Setting an expiration date does not prevent messages that were encrypted with the associated public key from being decrypted in the future.

It only serves as a reminder to periodically rotate your key pair, to limit the amount of sensitive information that can be decrypted with a single private key.

Confirm the data by clicking on “Create”. You now get asked to set a password which is, in combination with your private key, necessary to decrypt messages that were encrypted with your public key. Please choose a strong password by using KeePassX.

After you clicked on “OK” you will have to wait a bit (usually not longer than a few minutes) and you will see your key in the list of GnuPG keys (click on “GnuPG keys” on the left sidebar).

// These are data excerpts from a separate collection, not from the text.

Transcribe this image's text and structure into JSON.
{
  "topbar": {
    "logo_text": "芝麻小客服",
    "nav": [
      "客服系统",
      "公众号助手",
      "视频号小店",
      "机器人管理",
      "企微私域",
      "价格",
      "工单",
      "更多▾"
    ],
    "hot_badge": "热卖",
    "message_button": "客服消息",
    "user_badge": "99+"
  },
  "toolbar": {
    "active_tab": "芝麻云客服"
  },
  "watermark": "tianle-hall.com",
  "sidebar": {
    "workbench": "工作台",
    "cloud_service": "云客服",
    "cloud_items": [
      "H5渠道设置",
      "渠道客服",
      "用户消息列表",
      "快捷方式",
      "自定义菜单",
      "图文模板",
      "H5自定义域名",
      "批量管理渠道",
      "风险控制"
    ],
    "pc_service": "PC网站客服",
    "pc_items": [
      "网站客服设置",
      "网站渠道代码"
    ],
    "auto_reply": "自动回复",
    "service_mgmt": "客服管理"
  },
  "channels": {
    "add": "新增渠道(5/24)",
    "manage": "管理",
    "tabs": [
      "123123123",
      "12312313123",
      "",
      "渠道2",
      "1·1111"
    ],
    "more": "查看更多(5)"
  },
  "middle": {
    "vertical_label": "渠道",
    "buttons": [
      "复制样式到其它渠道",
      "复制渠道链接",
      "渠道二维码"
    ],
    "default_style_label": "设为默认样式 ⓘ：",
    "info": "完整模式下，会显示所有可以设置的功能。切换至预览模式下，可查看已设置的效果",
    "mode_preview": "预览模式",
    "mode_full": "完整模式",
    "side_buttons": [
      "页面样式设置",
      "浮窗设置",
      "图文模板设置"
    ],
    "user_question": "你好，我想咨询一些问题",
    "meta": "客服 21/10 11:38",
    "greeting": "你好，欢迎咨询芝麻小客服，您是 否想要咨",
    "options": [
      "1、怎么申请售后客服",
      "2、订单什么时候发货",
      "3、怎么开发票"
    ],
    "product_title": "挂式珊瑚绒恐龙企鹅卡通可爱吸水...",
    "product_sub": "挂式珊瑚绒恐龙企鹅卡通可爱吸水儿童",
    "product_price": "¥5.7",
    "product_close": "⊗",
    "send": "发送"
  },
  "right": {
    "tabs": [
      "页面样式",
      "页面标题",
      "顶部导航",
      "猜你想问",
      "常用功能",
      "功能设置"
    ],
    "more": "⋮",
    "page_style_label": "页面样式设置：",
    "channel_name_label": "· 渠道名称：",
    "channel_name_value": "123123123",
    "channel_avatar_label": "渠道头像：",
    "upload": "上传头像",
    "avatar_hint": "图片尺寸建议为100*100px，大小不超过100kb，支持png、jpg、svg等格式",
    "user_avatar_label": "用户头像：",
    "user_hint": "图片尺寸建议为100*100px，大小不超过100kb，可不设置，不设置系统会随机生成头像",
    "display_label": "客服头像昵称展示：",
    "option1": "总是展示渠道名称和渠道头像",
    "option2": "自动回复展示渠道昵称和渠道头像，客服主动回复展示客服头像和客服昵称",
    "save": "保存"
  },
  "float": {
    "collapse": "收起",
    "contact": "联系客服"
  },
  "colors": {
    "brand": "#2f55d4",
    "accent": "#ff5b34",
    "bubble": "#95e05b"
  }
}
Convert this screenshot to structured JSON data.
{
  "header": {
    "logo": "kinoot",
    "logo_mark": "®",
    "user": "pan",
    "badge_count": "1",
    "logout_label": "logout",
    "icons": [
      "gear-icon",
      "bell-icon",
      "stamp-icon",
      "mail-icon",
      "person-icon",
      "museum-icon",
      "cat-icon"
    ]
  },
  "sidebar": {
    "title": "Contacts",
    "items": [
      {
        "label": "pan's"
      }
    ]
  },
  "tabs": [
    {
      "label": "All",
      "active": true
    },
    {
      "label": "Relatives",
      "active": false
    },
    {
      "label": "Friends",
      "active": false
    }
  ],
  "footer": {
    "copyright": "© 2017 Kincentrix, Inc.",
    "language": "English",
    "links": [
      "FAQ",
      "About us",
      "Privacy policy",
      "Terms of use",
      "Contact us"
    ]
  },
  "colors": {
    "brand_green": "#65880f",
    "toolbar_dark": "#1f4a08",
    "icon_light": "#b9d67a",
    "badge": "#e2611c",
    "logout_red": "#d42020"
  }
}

Congratulations, you now created your own PGP key pair!

One last thing: if you want to copy your public key, just right click on your key in the “Key Management” window (the one you see after opening KGpg through the shortcut from the Desktop), select “Export Public Key” and check the options “Clipboard” and “Clean Key” on the newly appeared window. Now you have your public key copied and can paste it anywhere, like in your market profile which you should definitely do.

Your public key should look like this:

-----BEGIN PGP PUBLIC KEY BLOCK-----
Version: GnuPG v1

mQINBFhNDOsBEACzwJJVsMo7sIiLhvCsLx2n+DVHzw1trM/C8Yao8EmWdDYe3ei9
mXRqSudbD6S4KvJfm+ZeOlEQ6gGoG2q3aFYASRgcK7WDhs+jwG42EA+j2oIpU/EO
8EQXTmTn8T+LQT84JZ5KkiZZp2CqLU8RVszfkKEj1oX/sO5watxNQur4fbk9FiCA
1MjHMYir1g==
=TV04
-----END PGP PUBLIC KEY BLOCK-----

The gibberish part in the middle will be a bit longer though.